Ровно в час Цесаревич вошел в кабинет Великого Князя, где я находился, где я находился минут около десяти, для предварительных объяснений. Поздоровавшись с Наследником, Великий князь предложил идти в залу Совещания, и мы отправились. Когда уселись, Великий князь Константин Николаевич с замечательными подробностью и беспристрастием воспроизвел все суждения, бывшие третьего дня (совещание 23 января проходило без участия Наследника), и заключил их тем, что Совещание, не признавая удобным издать проект к 19 февраля, находит его, однако, в общих чертах, полезным; поэтому проектированные правила, по некоторой разработке их, могут пригодиться в близком будущем: не сегодня, так завтра. “Я не разделяю этого взгляда”, – решительно сказал Цесаревич. “По моему мнению, проекта не нужно издавать ни сегодня, ни завтра.

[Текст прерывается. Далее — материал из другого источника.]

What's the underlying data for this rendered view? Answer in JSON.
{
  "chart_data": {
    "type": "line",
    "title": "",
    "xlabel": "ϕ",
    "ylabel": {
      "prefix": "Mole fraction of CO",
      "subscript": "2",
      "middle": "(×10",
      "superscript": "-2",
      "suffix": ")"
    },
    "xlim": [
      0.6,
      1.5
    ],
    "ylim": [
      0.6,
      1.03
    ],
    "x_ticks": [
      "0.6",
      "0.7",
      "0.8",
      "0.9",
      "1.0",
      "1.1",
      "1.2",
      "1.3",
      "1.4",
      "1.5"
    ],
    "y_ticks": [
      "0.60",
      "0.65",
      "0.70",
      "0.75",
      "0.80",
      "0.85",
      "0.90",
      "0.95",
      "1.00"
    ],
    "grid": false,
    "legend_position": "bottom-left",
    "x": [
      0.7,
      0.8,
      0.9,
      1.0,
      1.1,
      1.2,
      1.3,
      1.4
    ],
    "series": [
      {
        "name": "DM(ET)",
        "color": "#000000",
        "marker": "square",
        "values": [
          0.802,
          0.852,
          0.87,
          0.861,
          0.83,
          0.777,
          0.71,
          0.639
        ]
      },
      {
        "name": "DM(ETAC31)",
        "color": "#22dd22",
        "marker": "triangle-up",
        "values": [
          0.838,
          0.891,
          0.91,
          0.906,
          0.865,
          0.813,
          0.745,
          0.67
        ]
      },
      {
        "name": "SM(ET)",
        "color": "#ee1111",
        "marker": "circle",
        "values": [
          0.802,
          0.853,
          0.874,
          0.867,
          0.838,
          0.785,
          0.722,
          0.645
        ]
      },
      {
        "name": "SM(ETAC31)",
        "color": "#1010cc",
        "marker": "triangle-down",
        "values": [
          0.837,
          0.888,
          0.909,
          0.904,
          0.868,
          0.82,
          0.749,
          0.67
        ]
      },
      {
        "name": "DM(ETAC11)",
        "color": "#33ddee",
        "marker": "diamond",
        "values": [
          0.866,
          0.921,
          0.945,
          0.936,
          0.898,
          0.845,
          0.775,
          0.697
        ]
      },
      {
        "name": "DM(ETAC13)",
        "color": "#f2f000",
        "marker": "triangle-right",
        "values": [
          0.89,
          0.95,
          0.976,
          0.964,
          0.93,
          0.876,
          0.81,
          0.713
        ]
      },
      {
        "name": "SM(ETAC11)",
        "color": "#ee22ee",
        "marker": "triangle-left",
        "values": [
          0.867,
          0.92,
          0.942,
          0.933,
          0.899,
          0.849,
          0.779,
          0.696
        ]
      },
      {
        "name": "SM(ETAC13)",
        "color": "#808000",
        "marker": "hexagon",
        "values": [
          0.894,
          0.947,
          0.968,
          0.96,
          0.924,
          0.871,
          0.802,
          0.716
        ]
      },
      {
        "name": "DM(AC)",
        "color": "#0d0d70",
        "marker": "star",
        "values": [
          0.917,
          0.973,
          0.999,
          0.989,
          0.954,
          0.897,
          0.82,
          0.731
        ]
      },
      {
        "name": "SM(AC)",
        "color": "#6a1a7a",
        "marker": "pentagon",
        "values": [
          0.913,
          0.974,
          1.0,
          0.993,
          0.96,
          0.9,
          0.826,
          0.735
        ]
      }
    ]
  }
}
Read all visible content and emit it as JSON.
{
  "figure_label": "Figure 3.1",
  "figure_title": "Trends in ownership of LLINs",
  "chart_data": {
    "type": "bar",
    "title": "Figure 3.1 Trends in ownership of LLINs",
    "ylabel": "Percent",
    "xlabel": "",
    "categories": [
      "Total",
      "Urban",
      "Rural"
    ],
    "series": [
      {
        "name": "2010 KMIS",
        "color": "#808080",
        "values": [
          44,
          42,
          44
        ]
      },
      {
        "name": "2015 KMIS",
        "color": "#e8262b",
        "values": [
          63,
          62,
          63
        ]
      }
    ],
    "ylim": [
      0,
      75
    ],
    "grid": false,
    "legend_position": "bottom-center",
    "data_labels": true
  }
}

Он есть, в сущности, начало Конституции, а Конституция, по крайней мере надолго, не может принести нам пользы. Выберут в депутаты пустых болтунов-адвокатов, которые будут только ораторствовать, а пользы для дела не будет никакой. И в западных государствах от Конституции беда. Я расспрашивал в Дании тамошних министров, и они все жалуются на то, что благодаря парламентским болтунам нельзя осуществить ни одной действительно полезной меры”…Затем Великий Князь обратился к Цесаревичу: “С проектом моим мы покончили. Но в возражениях против него Ты сказал между прочим, что нам следует заниматься теперь не конституционными попытками, а чем-либо совершенно иным. Может быть, Ты пожелаешь пояснить свою мысль. Мы были бы очень рады Тебя послушать”. Цесаревич отвечал: “Мысль моя очень проста. Я нахожу, что мы находимся теперь в положении почти невозможном. В управлении нет никакого единства. Не говоря уже о Генерал-губернаторах, из которых некоторые творят Бог весть что, я не могу не сказать, что единства нет и между Министрами. Все идут вразброд, не думая об общей связи. Мало того, некоторые из них думают больше о своем кармане, чем о ведомстве, которое им поручено. Мы должны доложить Государю о необходимости установить связь в управлении и держаться какой-либо одной общей системы”» [1].
Аргументация наследника действительно отличалась простотой. Так же просто Александр Александрович продолжал мыслить и до конца жизни. В данном случае ссылка на мнение датских министров и намек на коррупцию некоторых, присутствовавших на совещании министров говорила только о душевном волнении наследника и растерянности перед открывающейся пропастью. Он прекрасно понимал, что его аргументация – не более чем детский лепет и что для остановки реформы нужны более весомые доводы.
Эти аргументы для напуганной наследной четы готовил столяр Батышков, ежедневно складывая в свой «свадебный сундук» динамит, доставляемый ему Желябовым. Потрясающая синхронность в действиях столяра Батышкова и «Народной воли» под руководством Михайлова, в связи с готовящейся реформой государственного управления России, невозможно объяснить простым совпадением, а только агентурной связью неуловимого Хозяина со спецслужбами в лице Черевина. Эта агентурная связь, и ранее проявлявшаяся в адресных арестах «революционеров» и доступе Хозяина к закрытой информации, в случае с акцией в Зимнем дворце проявилась с полной очевидностью. Недаром вся советская историография на протяжении 70 лет существования советской власти восхваляла до небес подвиг «грамотного рабочего» Степана Халтурина, тщательно скрывая истинную цель этой беспримерной провокации.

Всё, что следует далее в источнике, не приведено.